Dinas Lingkungan Hidup (DLH) Kabupaten Semarang telah menyiapkan rencana dan strategi mitigasi bencana untuk mengantisipasi perubahan musim. Pada 2019 ini, khususnya pada musim hujan nantinya akan disiapkan program penghijauan serta pemasangan biopori dan pembuatan sumur resapan.

“Biopori dan sumur resapan hendak kita perbanyak jumlahnya, itu akan ditunjang dengan pemberian bor khusus ke beberapa kecamatan untuk membantu pemasangan biopori,” kata Kepala DLH Kabupaten Semarang, Nurhadi Subroto melalui Kabid Peningkatan Kapasitas Lingkungan Hidup, Budi Santosa, Minggu (6/10).
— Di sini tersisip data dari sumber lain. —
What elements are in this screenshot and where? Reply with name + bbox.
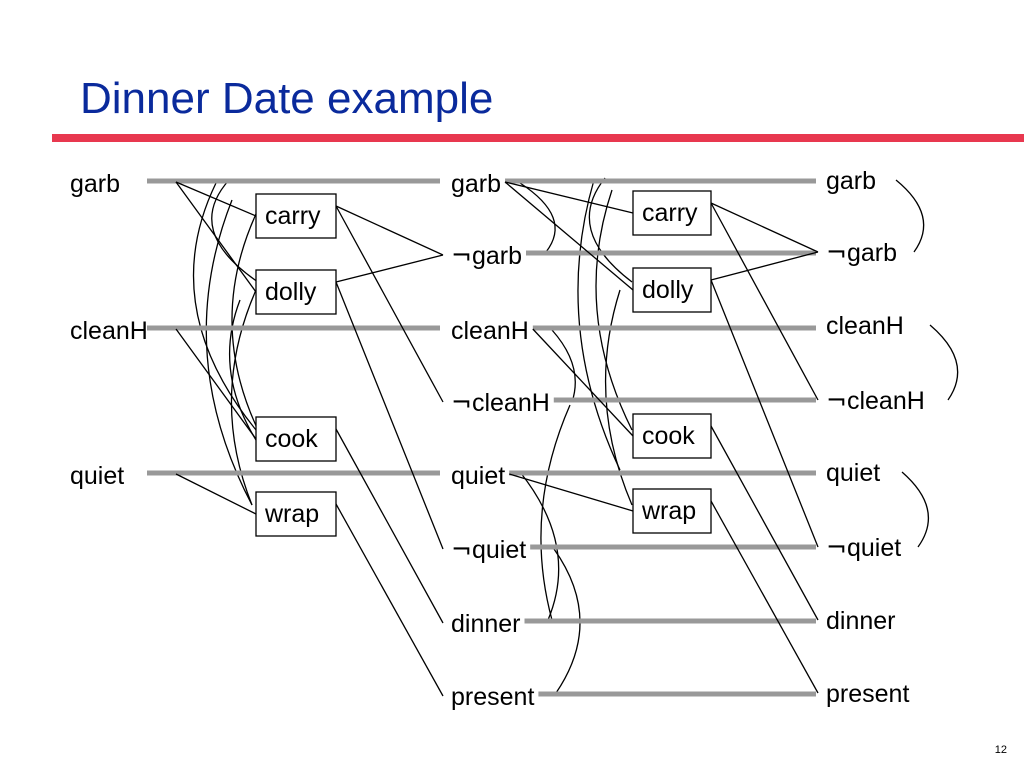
action-box-carry bbox=[632, 190, 712, 236]
precondition-edge-1-carry-garb bbox=[175, 181, 257, 217]
proposition-label-garb: garb bbox=[826, 167, 876, 195]
precondition-edge-1-wrap-quiet bbox=[175, 473, 257, 515]
mutex-arc-a1-dolly-cook bbox=[228, 299, 257, 441]
proposition-label-quiet: quiet bbox=[451, 462, 505, 490]
mutex-arc-a1-garb-cook bbox=[192, 182, 257, 431]
action-box-wrap bbox=[255, 491, 337, 537]
proposition-label-not-quiet: ¬quiet bbox=[451, 535, 526, 564]
title-rule bbox=[52, 134, 1024, 142]
mutex-arc-p1-cleanH-notcleanH bbox=[551, 329, 576, 403]
proposition-label-dinner: dinner bbox=[451, 610, 521, 638]
effect-edge-2-dolly-not-quiet bbox=[710, 279, 819, 548]
action-box-dolly bbox=[255, 269, 337, 315]
action-box-dolly bbox=[632, 267, 712, 313]
action-label-wrap: wrap bbox=[641, 497, 696, 525]
proposition-label-dinner: dinner bbox=[826, 607, 896, 635]
proposition-label-not-quiet: ¬quiet bbox=[826, 533, 901, 562]
proposition-label-not-cleanh: ¬cleanH bbox=[451, 388, 550, 417]
proposition-label-quiet: quiet bbox=[70, 462, 124, 490]
action-label-wrap: wrap bbox=[264, 500, 319, 528]
action-label-cook: cook bbox=[265, 425, 318, 453]
mutex-arc-p2-quiet-notquiet bbox=[901, 471, 930, 548]
mutex-arc-a1-carry-dolly bbox=[211, 179, 259, 283]
page-number: 12 bbox=[994, 744, 1007, 756]
proposition-label-not-cleanh: ¬cleanH bbox=[826, 386, 925, 415]
action-box-cook bbox=[632, 413, 712, 459]
precondition-edge-1-cook-cleanh bbox=[175, 328, 257, 440]
proposition-label-cleanh: cleanH bbox=[826, 312, 904, 340]
effect-edge-2-dolly-not-garb bbox=[710, 251, 819, 281]
precondition-edge-2-dolly-garb bbox=[504, 181, 634, 291]
effect-edge-1-dolly-not-quiet bbox=[335, 281, 444, 550]
precondition-edge-1-dolly-garb bbox=[175, 181, 257, 293]
mutex-arc-p1-garb-notgarb bbox=[519, 182, 556, 253]
proposition-label-not-garb: ¬garb bbox=[451, 241, 522, 270]
effect-edge-1-cook-dinner bbox=[335, 428, 444, 624]
mutex-arc-a1-carry-cook bbox=[231, 213, 259, 431]
action-label-dolly: dolly bbox=[642, 276, 694, 304]
proposition-label-garb: garb bbox=[451, 170, 501, 198]
effect-edge-2-carry-not-garb bbox=[710, 202, 819, 253]
effect-edge-2-carry-not-cleanh bbox=[710, 202, 819, 401]
effect-edge-1-carry-not-garb bbox=[335, 205, 444, 256]
action-label-carry: carry bbox=[265, 202, 321, 230]
proposition-label-quiet: quiet bbox=[826, 459, 880, 487]
slide-title: Dinner Date example bbox=[80, 74, 494, 123]
action-label-carry: carry bbox=[642, 199, 698, 227]
proposition-label-cleanh: cleanH bbox=[451, 317, 529, 345]
action-box-carry bbox=[255, 193, 337, 239]
action-label-cook: cook bbox=[642, 422, 695, 450]
mutex-arc-p2-garb-notgarb bbox=[895, 179, 925, 253]
mutex-arc-a2-carry-dolly bbox=[588, 177, 633, 283]
mutex-arc-p1-notcleanH-dinner bbox=[540, 404, 571, 621]
effect-edge-2-cook-dinner bbox=[710, 425, 819, 621]
precondition-edge-2-wrap-quiet bbox=[509, 473, 634, 512]
effect-edge-2-wrap-present bbox=[710, 500, 819, 694]
mutex-arc-a1-dolly-wrap bbox=[230, 289, 257, 506]
proposition-label-not-garb: ¬garb bbox=[826, 238, 897, 267]
effect-edge-1-carry-not-cleanh bbox=[335, 205, 444, 403]
action-box-wrap bbox=[632, 488, 712, 534]
effect-edge-1-dolly-not-garb bbox=[335, 254, 444, 283]
precondition-edge-2-carry-garb bbox=[504, 181, 634, 214]
proposition-label-cleanh: cleanH bbox=[70, 317, 148, 345]
mutex-arc-a2-garb-wrap bbox=[577, 179, 621, 471]
action-box-cook bbox=[255, 416, 337, 462]
mutex-arc-p2-cleanH-notcleanH bbox=[929, 324, 959, 401]
action-label-dolly: dolly bbox=[265, 278, 317, 306]
precondition-edge-2-cook-cleanh bbox=[532, 328, 634, 437]
proposition-label-present: present bbox=[451, 683, 534, 711]
proposition-label-present: present bbox=[826, 680, 909, 708]
proposition-label-garb: garb bbox=[70, 170, 120, 198]
effect-edge-1-wrap-present bbox=[335, 503, 444, 697]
Mitigasi terhadap lingkungan tadi, menurutnya, bertujuan untuk menjaga ketersediaan air tanah di Kabupaten Semarang. Dengan rencana yang disusun tadi, pihaknya yakin nantinya bakal menekan kejadian sebagian air hujan yang mengalir langsung di atas permukaan tanah menuju sungai, danau atau laut .

“Secara umum cadangan air tanah di Kabupaten Semarang masih aman atau mencukupi, namun tetap butuh konservasi agar terjaga dengan baik,” ujarnya.

Di sisi lain, Budi Santosa mengakui masih adanya beberapa wilayah kecamatan yang kekurangan air bersih ketika musim kemarau. Lokasi yang dimaksud sebagian besar tersebar di sisi timur Ibu Kota Kabupaten Semarang. Terutama wilayah lereng gunung, di Kecamatan Getasan dan Kecamatan Sumowono.

Ketika berbicara rencana jangka panjang, mulai 2020 nanti, DLH Kabupaten Semarang telah mengusulkan program eco hydraulic

. Program ini, bertitik tolak pada penanganan penyebab banjir secara integral. Teknisnya, hendak memasukkan serta mengembangkan unsur ekologi atau lingkungan dalam penyelesaian banjir, kekeringan, dan penyelesaian persoalan lingkungan.

Perpaduan komponen-komponen ekologi tadi, banyak digunakan di beberapa negara maju seperti Amerika Serikat, Kanada, Jerman, Inggris, dan Jepang . Dengan konsep yang ada, diharapkan bisa menghasilkan rekayasa yang berkualitas serta mempunyai manfaat positif dalam mengatasi banjir dan kekeringan.

“Prinsipnya, pola ini lebih pada mengembalikan fungsi alam. Wujudnya konstruksi seperti bronjong bertingkat bisa dari bambu, di sela-selanya ditanami rumput khusus, termasuk beberapa tanaman vegetasi, serta tanaman akar wangi,” terang dia.